I'm not sure why so many are rooting for Beeper. Apple's response is 100% reasonable - you have a 3rd party service that's making money by impersonating iOS devices in order to access Apple services. Apple has no way of controlling how many devices will use Beeper and if their system can maintain a good level of service, how these Beeper devices are interacting with iMessage, and whether Beeper is actually keeping iMessage metadata private or just giving lip service.
An analogy would be like Apple is throwing this awesome concert event and Beeper found out a convincing way to fake the tickets, and are actually actively promoting, registering people and profiting off of it. In any reasonable world outfits like this would be shut down immediately and rightfully so.
It would be nice if beeper could do this, but it was a rather stupid idea to do it without Apple’s blessing. Of course they were going to shut it down. Pretty much the most predictable thing that’s ever been predicted.
I mean, Beeper is the same company that was selling the main product (a matrix server to combine all your chat services into one using bridges) when it was still completely half-baked and they had a 45-minute onboarding process to get people to set up their services, because it was so complicated. They've clearly made it a lot less complicated now, so why did they feel it was necessary to charge money up-front when it was still half-baked and needed someone to guide you through complicated setup processes? It just feels like they're happy to have their asses hanging out and charge for it without really feeling the need to prove things work as intended. I was never on the service during this early time (or at all), but I remember seeing lots of complaints of failures and service interruptions, and it never made sense to me to be paying for an unfinished product.
So, in my opinion, this is entirely on brand for Beeper.
I don't understand why people are rooting for Beeper knowing how badly Eric Migicovsky screwed developers on the way out from Pebble Watch.
He already sold a failing company once, and he's already hit a roadblock with his current company. How long until he gets bored and sells this one?

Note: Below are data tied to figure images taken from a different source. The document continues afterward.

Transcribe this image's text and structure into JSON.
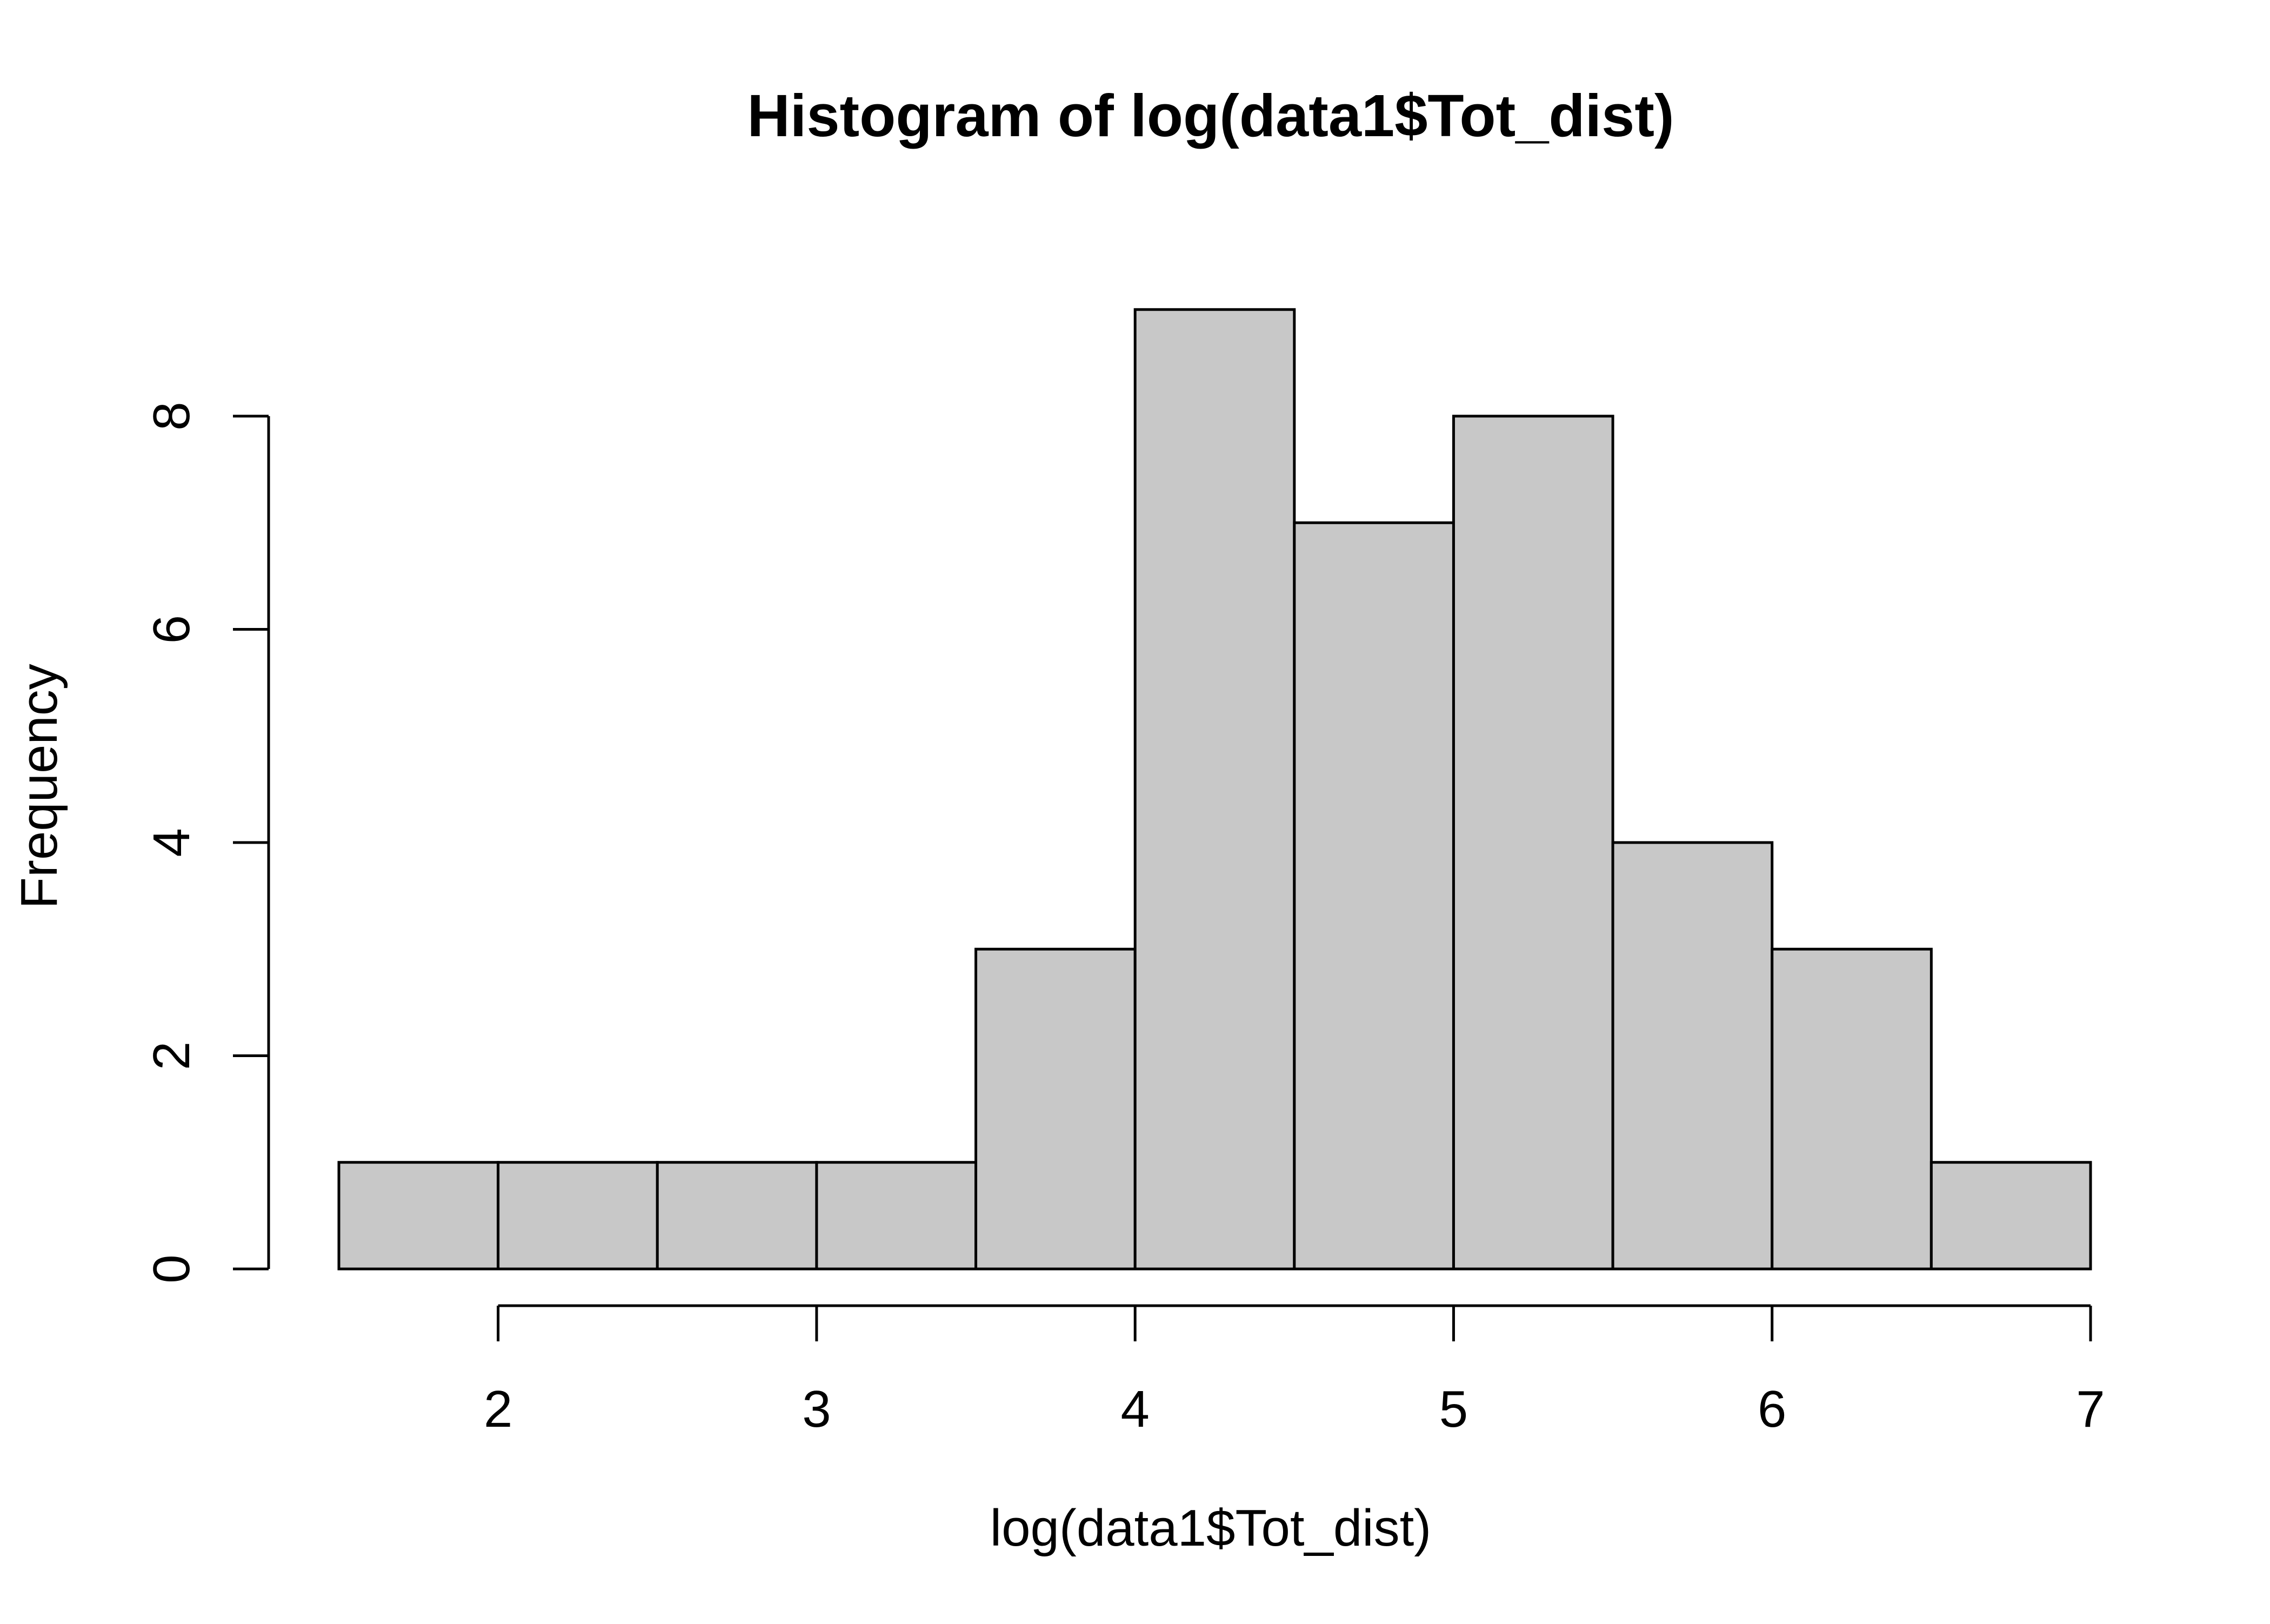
{
  "chart_data": {
    "type": "bar",
    "title": "Histogram of log(data1$Tot_dist)",
    "xlabel": "log(data1$Tot_dist)",
    "ylabel": "Frequency",
    "bins": [
      {
        "start": 1.5,
        "end": 2.0,
        "count": 1
      },
      {
        "start": 2.0,
        "end": 2.5,
        "count": 1
      },
      {
        "start": 2.5,
        "end": 3.0,
        "count": 1
      },
      {
        "start": 3.0,
        "end": 3.5,
        "count": 1
      },
      {
        "start": 3.5,
        "end": 4.0,
        "count": 3
      },
      {
        "start": 4.0,
        "end": 4.5,
        "count": 9
      },
      {
        "start": 4.5,
        "end": 5.0,
        "count": 7
      },
      {
        "start": 5.0,
        "end": 5.5,
        "count": 8
      },
      {
        "start": 5.5,
        "end": 6.0,
        "count": 4
      },
      {
        "start": 6.0,
        "end": 6.5,
        "count": 3
      },
      {
        "start": 6.5,
        "end": 7.0,
        "count": 1
      }
    ],
    "x_ticks": [
      "2",
      "3",
      "4",
      "5",
      "6",
      "7"
    ],
    "y_ticks": [
      "0",
      "2",
      "4",
      "6",
      "8"
    ],
    "xlim": [
      1.5,
      7.0
    ],
    "ylim": [
      0,
      9
    ],
    "grid": false,
    "bar_fill": "#c8c8c8",
    "bar_stroke": "#000000"
  }
}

Also, I was on the waiting list way back when, and declined to sign up for Beeper when I had no indication that my onboarding would be recorded. Then I showed up to the onboarding zoom meeting with a note about it being recorded. No advance notice from a service that claims to respect privacy? You just showed your ass, Beeper. I never signed up, and when I wrote them with follow up questions ("How can I trust that the privacy policy will stay the same if the business is sold to another party?") they declined to respond to any questions. Months later I would get an automated email reminding me about my place in line like I gave a shit anymore.
I personally don't trust this companies promises, period. They've made it clear they're less than honest about the privacy stuff and the founders past doesn't scream "He will stand by this company when things get hard."